Allo stesso modo il digitale ci consente di “risparmiare” su scala unitaria, ma oggi richiede moltissima energia elettrica e di conseguenza genera anche altrettante emissioni di CO2 per il suo funzionamento, con specifico riferimento all’intelligenza artificiale».

Smettiamo di usare l’AI?

«Impossibile: la crescita dell’intelligenza artificiale e dei data center è esponenziale. È il settore che sta crescendo di più e più della media delle economie mondiali, è il pivot che sta guidando molte delle nostre scelte. E, paradossalmente, la tecnologia che ci potrebbe consentire di effettuare le scelte migliori con minori consumi di energia in realtà ci porta a consumarne comunque tantissima».

L’uso che ne facciamo è smodato?

«Stiamo utilizzando l’intelligenza artificiale in decisioni o scelte che potrebbero essere prese nell’uomo senza intelligenza artificiale. Oltretutto c’è un utilizzo fringe, improprio, volitivo quasi “vacanziero” dell’intelligenza artificiale che sta generando questa massa enorme di consumi. Quindi al momento abbiamo gli strumenti migliori per consumare il meno possibile, ma stiamo consumando più di sempre».

Come possiamo rimediare a questo “errore umano”?

«La strategia di contenimento dell’impatto passa anch’essa per l’intelligenza artificiale? Oppure è una questione esclusivamente umana? Il fatto è che stiamo usando malissimo uno strumento potenzialmente utile, ma se dobbiamo calare il ragionamento in ambito tecnico e di impiantistica, è il caso di riflettere su un punto: è il data center lo “strumento” che ospita questa frazione importantissima dei consumi. Oggi abbiamo delle esigenze a livello non solo nazionale, ma anche internazionale, planetario che hanno portato il data center al centro della scena».

Un problema complesso?

«Non direi, l’impianto al servizio del data center è meno complesso, meno articolato di quello di un ospedale, ma Il problema è che la prospettiva di crescita del data center in Italia da oggi al 2030 può generare almeno 15 miliardi di investimento complessivo, quindi anche dall’estero, per portare l’Italia e all’interno del circuito FLAPD (Francoforte, Londra, Amsterdam, Parigi, Dublino) e mantenere il nostro sistema infrastrutturale in una posizione di competitività».

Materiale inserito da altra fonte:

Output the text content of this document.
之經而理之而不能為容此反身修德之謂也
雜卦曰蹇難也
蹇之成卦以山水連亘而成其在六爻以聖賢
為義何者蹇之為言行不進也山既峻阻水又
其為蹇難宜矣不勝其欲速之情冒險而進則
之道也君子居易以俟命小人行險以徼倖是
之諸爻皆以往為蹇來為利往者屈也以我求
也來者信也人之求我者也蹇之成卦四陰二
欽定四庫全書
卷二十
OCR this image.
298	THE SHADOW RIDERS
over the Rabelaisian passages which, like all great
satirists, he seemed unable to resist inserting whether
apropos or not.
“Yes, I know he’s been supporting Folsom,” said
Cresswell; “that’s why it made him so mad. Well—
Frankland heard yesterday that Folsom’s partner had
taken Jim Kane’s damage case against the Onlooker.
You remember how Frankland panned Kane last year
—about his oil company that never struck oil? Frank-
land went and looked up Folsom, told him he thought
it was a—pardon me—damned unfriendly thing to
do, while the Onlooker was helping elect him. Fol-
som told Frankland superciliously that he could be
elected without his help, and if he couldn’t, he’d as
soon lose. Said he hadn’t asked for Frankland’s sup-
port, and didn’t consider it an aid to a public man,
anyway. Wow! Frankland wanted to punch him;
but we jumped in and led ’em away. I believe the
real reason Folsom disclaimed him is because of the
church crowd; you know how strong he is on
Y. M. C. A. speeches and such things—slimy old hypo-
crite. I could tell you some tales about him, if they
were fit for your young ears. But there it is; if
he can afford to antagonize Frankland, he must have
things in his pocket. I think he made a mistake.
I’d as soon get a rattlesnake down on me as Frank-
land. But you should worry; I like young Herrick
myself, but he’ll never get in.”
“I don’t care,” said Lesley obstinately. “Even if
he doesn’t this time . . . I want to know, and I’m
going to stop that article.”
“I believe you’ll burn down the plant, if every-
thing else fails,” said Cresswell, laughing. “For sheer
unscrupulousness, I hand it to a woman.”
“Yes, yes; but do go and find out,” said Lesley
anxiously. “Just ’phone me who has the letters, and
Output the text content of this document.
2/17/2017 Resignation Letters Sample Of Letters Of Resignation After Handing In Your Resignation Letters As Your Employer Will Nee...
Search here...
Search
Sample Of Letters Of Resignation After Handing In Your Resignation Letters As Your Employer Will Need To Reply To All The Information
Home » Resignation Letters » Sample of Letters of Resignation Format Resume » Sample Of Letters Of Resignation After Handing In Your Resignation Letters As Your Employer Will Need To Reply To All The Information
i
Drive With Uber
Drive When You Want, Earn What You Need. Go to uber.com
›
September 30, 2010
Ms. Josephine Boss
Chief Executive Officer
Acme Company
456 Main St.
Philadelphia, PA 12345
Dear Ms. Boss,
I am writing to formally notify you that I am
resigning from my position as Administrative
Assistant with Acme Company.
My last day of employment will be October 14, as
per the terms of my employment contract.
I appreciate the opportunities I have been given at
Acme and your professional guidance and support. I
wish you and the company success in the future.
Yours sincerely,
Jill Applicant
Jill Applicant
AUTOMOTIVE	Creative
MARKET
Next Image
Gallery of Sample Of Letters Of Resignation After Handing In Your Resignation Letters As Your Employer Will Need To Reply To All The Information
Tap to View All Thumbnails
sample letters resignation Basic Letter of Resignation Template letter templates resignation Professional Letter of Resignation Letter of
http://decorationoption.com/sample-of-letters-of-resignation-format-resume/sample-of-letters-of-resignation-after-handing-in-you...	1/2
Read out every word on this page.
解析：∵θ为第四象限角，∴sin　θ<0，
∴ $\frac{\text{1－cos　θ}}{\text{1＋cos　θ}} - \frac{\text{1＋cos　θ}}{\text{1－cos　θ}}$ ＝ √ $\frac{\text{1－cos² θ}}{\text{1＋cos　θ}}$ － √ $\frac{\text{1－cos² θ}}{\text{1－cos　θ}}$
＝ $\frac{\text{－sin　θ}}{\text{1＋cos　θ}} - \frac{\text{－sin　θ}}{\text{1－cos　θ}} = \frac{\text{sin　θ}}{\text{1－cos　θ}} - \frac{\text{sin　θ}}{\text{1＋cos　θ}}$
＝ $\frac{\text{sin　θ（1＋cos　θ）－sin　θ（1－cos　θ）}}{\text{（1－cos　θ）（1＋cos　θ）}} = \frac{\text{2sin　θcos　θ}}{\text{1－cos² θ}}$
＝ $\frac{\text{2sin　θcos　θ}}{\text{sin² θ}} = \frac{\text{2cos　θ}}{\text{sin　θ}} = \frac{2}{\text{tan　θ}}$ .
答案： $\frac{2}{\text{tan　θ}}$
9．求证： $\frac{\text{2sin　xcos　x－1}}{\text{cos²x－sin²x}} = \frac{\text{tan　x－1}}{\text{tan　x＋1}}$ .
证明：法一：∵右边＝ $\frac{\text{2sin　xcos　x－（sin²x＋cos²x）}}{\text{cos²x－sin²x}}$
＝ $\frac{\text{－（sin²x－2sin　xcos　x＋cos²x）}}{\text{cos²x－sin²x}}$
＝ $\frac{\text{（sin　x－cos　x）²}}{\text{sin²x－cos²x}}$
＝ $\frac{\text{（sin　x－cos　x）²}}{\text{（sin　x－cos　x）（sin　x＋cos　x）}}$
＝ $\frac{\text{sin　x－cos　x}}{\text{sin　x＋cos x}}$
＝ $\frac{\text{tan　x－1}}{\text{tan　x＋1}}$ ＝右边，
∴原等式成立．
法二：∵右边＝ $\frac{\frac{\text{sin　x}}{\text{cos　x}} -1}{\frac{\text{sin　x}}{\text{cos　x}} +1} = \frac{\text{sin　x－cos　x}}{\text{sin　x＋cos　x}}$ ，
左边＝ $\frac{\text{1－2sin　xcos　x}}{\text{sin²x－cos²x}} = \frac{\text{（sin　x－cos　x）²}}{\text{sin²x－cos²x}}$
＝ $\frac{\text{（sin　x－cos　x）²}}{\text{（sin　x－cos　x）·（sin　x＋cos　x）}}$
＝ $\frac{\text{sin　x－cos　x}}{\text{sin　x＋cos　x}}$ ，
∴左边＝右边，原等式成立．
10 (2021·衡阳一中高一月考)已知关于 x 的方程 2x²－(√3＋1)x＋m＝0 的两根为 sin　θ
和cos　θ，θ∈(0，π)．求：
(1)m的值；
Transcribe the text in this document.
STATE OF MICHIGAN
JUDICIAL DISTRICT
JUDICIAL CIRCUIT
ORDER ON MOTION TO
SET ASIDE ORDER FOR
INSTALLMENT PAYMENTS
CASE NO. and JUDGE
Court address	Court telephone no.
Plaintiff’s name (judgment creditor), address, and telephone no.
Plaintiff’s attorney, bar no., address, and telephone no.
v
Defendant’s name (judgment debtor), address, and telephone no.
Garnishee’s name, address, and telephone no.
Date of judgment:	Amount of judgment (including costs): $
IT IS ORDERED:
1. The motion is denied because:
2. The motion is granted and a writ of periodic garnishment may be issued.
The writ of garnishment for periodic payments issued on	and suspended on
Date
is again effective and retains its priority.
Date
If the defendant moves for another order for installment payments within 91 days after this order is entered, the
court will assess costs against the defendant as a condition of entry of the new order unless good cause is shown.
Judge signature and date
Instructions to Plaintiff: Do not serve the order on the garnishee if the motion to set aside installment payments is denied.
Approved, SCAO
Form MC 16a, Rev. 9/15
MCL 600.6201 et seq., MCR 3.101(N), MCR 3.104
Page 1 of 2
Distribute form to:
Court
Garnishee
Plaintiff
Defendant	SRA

Un’esigenza macroeconomica, quindi…

«Il data center di oggi è una risorsa che ci consente di macinare informazioni, consumando molta energia, ovviamente, ma lo sviluppo che questo “strumento” sta avendo in Italia è fondamentale per essere nel sistema delle grandi dorsali di trasmissione dati. Ma siamo anche in un contesto climatico che, in particolare d’estate non è particolarmente favorevole alla climatizzazione, anzi!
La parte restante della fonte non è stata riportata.